JAWAPOSNUSANTARA.COM || Surabaya - Dugaan tindakan semena-mena oleh oknum aparat kepolisian terhadap anggota media RADAR CNN menuai sorotan. Edy Macan secara terbuka menyampaikan keberatan keras atas insiden tersebut, yang dinilai mencederai prinsip profesionalitas aparat sebagai pelindung masyarakat sekaligus pengayom kebebasan pers.
Dalam pernyataannya, Edy Macan menilai tindakan oknum tersebut tidak hanya berlebihan, tetapi juga mengarah pada praktik main hakim sendiri. Ia menyebut adanya dugaan tindakan fisik berupa penjambakan terhadap jurnalis di lapangan.
“Saya tidak menerima tindakan oknum aparat yang diduga bertindak semena-mena hingga melakukan kekerasan terhadap anggota media. Ini tidak mencerminkan sikap aparat penegak hukum yang seharusnya,” tegasnya.
Edy Macan menegaskan akan menempuh jalur hukum apabila tidak ada kejelasan dan penyelesaian yang adil. Ia juga mendesak Kapolsek Menganti untuk segera memberikan klarifikasi resmi terkait dugaan keterlibatan anggotanya dalam peristiwa tersebut.
“Kami meminta klarifikasi terbuka dari Kapolsek Menganti. Jika persoalan ini tidak ditangani secara transparan, kami siap menempuh langkah hukum sesuai prosedur yang berlaku,” lanjutnya.

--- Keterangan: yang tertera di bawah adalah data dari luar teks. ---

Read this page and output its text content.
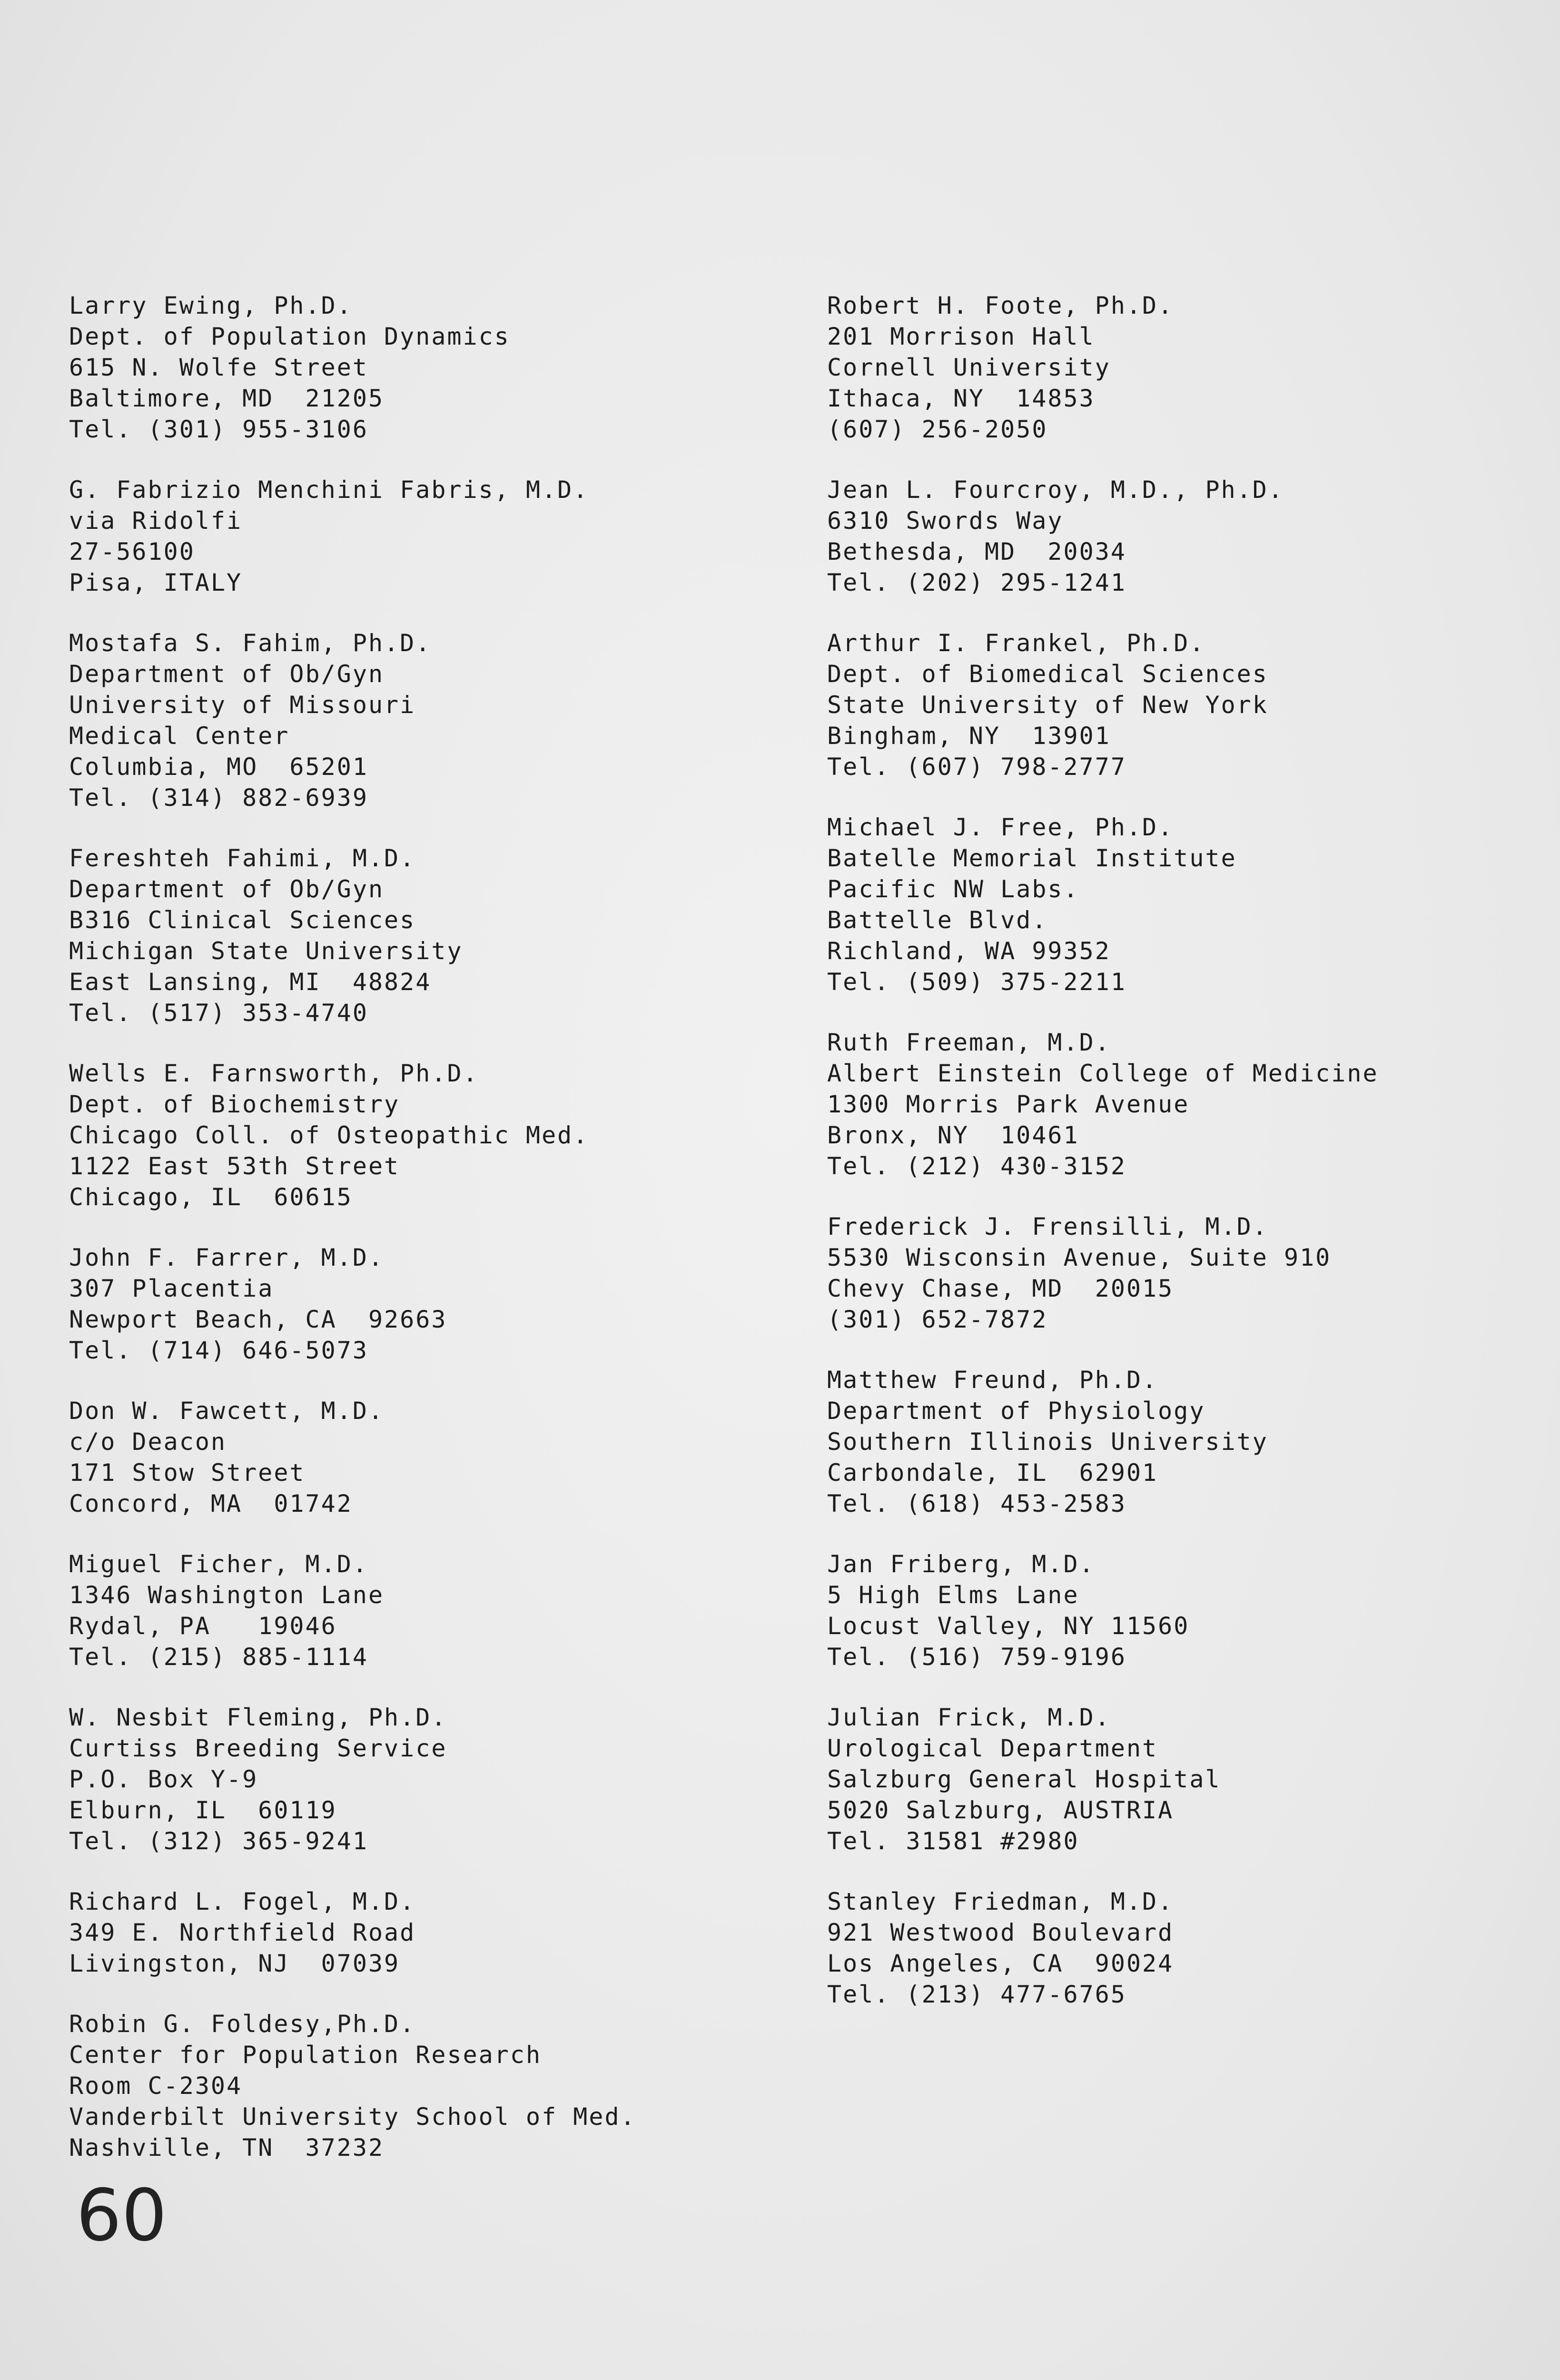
Larry Ewing, Ph.D.
Dept. of Population Dynamics
615 N. Wolfe Street
Baltimore, MD  21205
Tel. (301) 955-3106
G. Fabrizio Menchini Fabris, M.D.
via Ridolfi
27-56100
Pisa, ITALY
Mostafa S. Fahim, Ph.D.
Department of Ob/Gyn
University of Missouri
Medical Center
Columbia, MO  65201
Tel. (314) 882-6939
Fereshteh Fahimi, M.D.
Department of Ob/Gyn
B316 Clinical Sciences
Michigan State University
East Lansing, MI  48824
Tel. (517) 353-4740
Wells E. Farnsworth, Ph.D.
Dept. of Biochemistry
Chicago Coll. of Osteopathic Med.
1122 East 53th Street
Chicago, IL  60615
John F. Farrer, M.D.
307 Placentia
Newport Beach, CA  92663
Tel. (714) 646-5073
Don W. Fawcett, M.D.
c/o Deacon
171 Stow Street
Concord, MA  01742
Miguel Ficher, M.D.
1346 Washington Lane
Rydal, PA   19046
Tel. (215) 885-1114
W. Nesbit Fleming, Ph.D.
Curtiss Breeding Service
P.O. Box Y-9
Elburn, IL  60119
Tel. (312) 365-9241
Richard L. Fogel, M.D.
349 E. Northfield Road
Livingston, NJ  07039
Robin G. Foldesy,Ph.D.
Center for Population Research
Room C-2304
Vanderbilt University School of Med.
Nashville, TN  37232
Robert H. Foote, Ph.D.
201 Morrison Hall
Cornell University
Ithaca, NY  14853
(607) 256-2050
Jean L. Fourcroy, M.D., Ph.D.
6310 Swords Way
Bethesda, MD  20034
Tel. (202) 295-1241
Arthur I. Frankel, Ph.D.
Dept. of Biomedical Sciences
State University of New York
Bingham, NY  13901
Tel. (607) 798-2777
Michael J. Free, Ph.D.
Batelle Memorial Institute
Pacific NW Labs.
Battelle Blvd.
Richland, WA 99352
Tel. (509) 375-2211
Ruth Freeman, M.D.
Albert Einstein College of Medicine
1300 Morris Park Avenue
Bronx, NY  10461
Tel. (212) 430-3152
Frederick J. Frensilli, M.D.
5530 Wisconsin Avenue, Suite 910
Chevy Chase, MD  20015
(301) 652-7872
Matthew Freund, Ph.D.
Department of Physiology
Southern Illinois University
Carbondale, IL  62901
Tel. (618) 453-2583
Jan Friberg, M.D.
5 High Elms Lane
Locust Valley, NY 11560
Tel. (516) 759-9196
Julian Frick, M.D.
Urological Department
Salzburg General Hospital
5020 Salzburg, AUSTRIA
Tel. 31581 #2980
Stanley Friedman, M.D.
921 Westwood Boulevard
Los Angeles, CA  90024
Tel. (213) 477-6765
60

Lebih lanjut, Edy Macan turut menyinggung kondisi di kawasan Jurang Kuping yang disebutnya sebagai wilayah rawan dengan aktivitas lokalisasi dan peredaran minuman keras. Ia menilai pemahaman situasi lapangan penting agar penanganan tidak berujung pada tindakan represif yang melanggar hukum.
Kasus ini kini menjadi perhatian publik dan kalangan pers. Transparansi serta akuntabilitas aparat penegak hukum dinilai krusial untuk menjaga kepercayaan masyarakat, sekaligus memastikan perlindungan terhadap kerja-kerja jurnalistik tetap terjamin sesuai ketentuan hukum yang berlaku.